Leila Wedd, one of the BMA organisers who attended the protest said: "We are part of a network in the Sydney region and around the country and world working together to help free this Walkley-award winning journalist who has been persecuted and incarcerated for revealing government crimes.
"There is a heartening rise in public, media and parliamentary awareness of just how much is at stake. Prime Minister Albanese's 'quiet diplomacy', that has got nowhere, is being drowned out by the rising fury".

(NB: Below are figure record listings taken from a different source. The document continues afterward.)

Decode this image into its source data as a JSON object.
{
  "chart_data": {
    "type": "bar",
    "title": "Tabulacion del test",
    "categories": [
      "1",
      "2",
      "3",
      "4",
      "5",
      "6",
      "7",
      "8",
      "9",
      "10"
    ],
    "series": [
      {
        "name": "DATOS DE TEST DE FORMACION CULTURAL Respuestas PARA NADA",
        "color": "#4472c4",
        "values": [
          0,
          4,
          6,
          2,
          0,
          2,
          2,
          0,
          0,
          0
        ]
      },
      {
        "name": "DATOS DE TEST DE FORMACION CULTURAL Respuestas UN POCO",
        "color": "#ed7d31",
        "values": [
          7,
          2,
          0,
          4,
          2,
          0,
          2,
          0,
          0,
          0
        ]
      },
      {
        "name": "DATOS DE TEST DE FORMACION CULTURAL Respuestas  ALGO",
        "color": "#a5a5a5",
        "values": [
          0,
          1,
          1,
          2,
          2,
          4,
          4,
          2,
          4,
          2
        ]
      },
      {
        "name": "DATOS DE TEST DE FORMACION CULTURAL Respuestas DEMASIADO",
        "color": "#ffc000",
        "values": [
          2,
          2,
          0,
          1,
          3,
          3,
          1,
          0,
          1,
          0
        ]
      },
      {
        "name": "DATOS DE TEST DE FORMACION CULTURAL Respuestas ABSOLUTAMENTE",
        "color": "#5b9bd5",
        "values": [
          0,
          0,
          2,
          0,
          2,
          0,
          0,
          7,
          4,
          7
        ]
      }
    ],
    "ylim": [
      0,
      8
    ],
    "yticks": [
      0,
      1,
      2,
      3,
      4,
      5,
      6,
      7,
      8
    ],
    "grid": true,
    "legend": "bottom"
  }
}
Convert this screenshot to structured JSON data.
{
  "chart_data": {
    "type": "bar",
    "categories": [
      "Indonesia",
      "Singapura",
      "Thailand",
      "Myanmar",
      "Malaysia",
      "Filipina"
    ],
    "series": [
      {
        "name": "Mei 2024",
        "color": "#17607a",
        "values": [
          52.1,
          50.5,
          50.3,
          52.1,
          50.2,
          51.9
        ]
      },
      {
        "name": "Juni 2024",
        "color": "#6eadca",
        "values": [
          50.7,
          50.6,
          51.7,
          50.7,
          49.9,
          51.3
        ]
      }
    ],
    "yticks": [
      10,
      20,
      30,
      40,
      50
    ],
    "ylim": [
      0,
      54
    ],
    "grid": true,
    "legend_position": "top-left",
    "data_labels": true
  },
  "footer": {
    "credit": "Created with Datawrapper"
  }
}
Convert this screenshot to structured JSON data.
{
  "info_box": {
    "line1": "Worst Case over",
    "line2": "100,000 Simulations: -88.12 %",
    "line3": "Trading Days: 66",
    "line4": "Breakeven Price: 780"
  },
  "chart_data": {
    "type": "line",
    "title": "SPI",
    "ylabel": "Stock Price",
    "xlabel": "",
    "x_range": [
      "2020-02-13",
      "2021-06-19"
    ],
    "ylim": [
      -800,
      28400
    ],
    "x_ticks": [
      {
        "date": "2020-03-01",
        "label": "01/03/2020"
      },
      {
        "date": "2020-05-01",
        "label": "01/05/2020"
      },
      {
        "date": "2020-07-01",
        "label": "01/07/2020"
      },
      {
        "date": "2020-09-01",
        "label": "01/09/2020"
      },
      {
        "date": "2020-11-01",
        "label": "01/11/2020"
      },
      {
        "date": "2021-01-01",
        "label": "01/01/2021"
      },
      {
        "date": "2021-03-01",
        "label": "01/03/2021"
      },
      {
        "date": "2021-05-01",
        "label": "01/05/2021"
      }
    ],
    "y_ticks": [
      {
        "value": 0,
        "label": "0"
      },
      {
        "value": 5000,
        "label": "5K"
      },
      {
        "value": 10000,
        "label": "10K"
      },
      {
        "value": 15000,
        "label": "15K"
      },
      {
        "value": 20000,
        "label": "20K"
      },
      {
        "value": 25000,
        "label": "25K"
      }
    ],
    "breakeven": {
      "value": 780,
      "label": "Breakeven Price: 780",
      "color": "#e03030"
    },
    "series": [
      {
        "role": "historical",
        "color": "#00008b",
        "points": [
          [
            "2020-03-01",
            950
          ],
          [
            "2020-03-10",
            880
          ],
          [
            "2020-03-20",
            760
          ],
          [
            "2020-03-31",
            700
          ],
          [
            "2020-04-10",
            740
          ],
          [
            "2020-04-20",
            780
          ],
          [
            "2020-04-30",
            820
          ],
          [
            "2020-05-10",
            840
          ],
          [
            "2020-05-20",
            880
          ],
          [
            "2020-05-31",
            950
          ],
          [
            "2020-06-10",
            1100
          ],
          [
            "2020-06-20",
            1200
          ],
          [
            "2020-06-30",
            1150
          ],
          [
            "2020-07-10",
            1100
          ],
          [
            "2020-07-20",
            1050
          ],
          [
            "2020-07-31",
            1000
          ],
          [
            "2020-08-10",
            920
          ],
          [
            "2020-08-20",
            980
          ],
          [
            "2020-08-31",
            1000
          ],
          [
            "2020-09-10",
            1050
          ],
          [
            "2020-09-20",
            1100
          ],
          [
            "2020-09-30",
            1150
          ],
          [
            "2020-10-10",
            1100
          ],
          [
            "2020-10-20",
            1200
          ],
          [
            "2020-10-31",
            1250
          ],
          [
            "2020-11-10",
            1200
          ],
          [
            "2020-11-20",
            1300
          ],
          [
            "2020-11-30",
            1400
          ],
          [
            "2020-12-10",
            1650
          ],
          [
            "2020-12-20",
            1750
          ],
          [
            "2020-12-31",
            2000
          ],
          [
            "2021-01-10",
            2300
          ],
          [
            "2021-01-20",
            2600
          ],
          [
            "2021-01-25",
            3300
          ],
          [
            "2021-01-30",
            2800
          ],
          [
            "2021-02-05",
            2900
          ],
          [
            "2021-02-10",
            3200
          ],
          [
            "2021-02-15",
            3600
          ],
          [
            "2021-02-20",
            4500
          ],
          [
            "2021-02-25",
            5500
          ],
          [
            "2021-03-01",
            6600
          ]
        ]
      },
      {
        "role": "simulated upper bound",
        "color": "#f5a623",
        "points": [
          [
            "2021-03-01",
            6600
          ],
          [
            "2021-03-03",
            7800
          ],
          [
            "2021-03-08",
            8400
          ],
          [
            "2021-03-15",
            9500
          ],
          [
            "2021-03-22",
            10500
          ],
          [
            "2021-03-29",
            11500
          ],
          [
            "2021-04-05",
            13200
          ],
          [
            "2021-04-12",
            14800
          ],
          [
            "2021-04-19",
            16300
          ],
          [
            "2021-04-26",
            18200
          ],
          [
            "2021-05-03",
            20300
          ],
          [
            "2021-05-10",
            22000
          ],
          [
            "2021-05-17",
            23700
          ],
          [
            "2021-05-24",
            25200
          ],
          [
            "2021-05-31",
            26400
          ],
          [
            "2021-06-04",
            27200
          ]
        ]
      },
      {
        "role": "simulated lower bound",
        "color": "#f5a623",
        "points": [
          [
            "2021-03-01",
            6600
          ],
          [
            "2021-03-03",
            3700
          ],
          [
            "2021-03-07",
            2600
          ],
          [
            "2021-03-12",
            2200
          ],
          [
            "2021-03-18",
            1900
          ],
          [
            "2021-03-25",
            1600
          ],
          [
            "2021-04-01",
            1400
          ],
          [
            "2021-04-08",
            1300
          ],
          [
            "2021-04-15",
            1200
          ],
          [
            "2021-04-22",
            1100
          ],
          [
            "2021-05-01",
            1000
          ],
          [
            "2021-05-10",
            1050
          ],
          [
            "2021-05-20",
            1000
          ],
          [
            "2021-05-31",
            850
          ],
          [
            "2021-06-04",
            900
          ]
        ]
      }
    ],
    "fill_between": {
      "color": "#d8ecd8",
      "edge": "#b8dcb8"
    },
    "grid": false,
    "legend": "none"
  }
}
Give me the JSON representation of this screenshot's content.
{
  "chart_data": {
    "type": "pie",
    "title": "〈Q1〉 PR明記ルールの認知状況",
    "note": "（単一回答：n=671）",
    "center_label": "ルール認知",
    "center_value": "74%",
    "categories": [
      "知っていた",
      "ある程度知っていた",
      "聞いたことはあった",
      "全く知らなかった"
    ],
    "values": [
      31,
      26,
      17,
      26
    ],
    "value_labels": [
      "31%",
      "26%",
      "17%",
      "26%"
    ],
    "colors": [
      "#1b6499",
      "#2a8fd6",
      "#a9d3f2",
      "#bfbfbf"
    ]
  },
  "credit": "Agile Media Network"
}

Speaking at the rally, Stella Assange, thanked the protesters who were "at the forefront of a global movement for justice. A global movement that converges on one man, but the meaning of which goes far beyond Julian's freedom. It's not just Julian who has lost his freedom, but all of us. Because in order to keep Julian in prison, they have had to corrupt their own rules and their own principles."
She said: "He's in prison because he exposed the crimes of others. No decent human being will ever tolerate that. The only people whose interest remains in Julian's imprisonment, are the ones who are guilty and implicated in those crimes... Julian is an Australian, he's a country boy, and he's from this country. That means that the key to securing Julian's release lies with you."
Former military lawyer and whistleblower David McBride told the crowd: "We are going to win this, because we are right."
BMA activist Michael De-Campo, who also attended the rally, said: "The latest poll shows that over 80 per cent of Australians support Julian's release. Anthony Albanese needs to stop pussyfooting around and stand up for this heroic Australian truth-teller. We are sick of Prime Ministers who behave like US courtiers."
Another BMA activist Brendan Doyle said: "We spoke with both John and Gabriel Shipton at the rally. They had seen our local member Susan Templeman in Canberra the previous day and she assured them of her support.
"We thank Susan for this. However, that support must include telling her parliamentary colleagues, Anthony Albanese and Penny Wong, that their job is to demand the Americans drop the extradition charges now as a condition of the alliance between our two countries."
In a statement, the Macquarie MP told the Gazette: "The message from the Assange team was that they are very aware of the support from the Blue Mountains and are very grateful for it.
"I have been part of the Parliamentary support group on the Assange case since inception. In this Parliament, there's been a notable increase in the number of Parliamentarians being active in the group, which shows support for the government's view that the case has been going on long enough and should be resolved.
"I appreciate that there are legal avenues for the Assange team to pursue, however I hear the message that the time they take is too long and that action is urgently needed by the US and UK governments," said Ms Templeman
Julian Assange has spent four years in Britain's Belmarsh maximum security prison fighting extradition to the USA on 17 espionage charges for the publication of almost half a million secret US government documents from the Iraq and Afghanistan Wars. The documents had been leaked by then US intelligence analyst, Private Bradley Manning, now Chelsea Manning.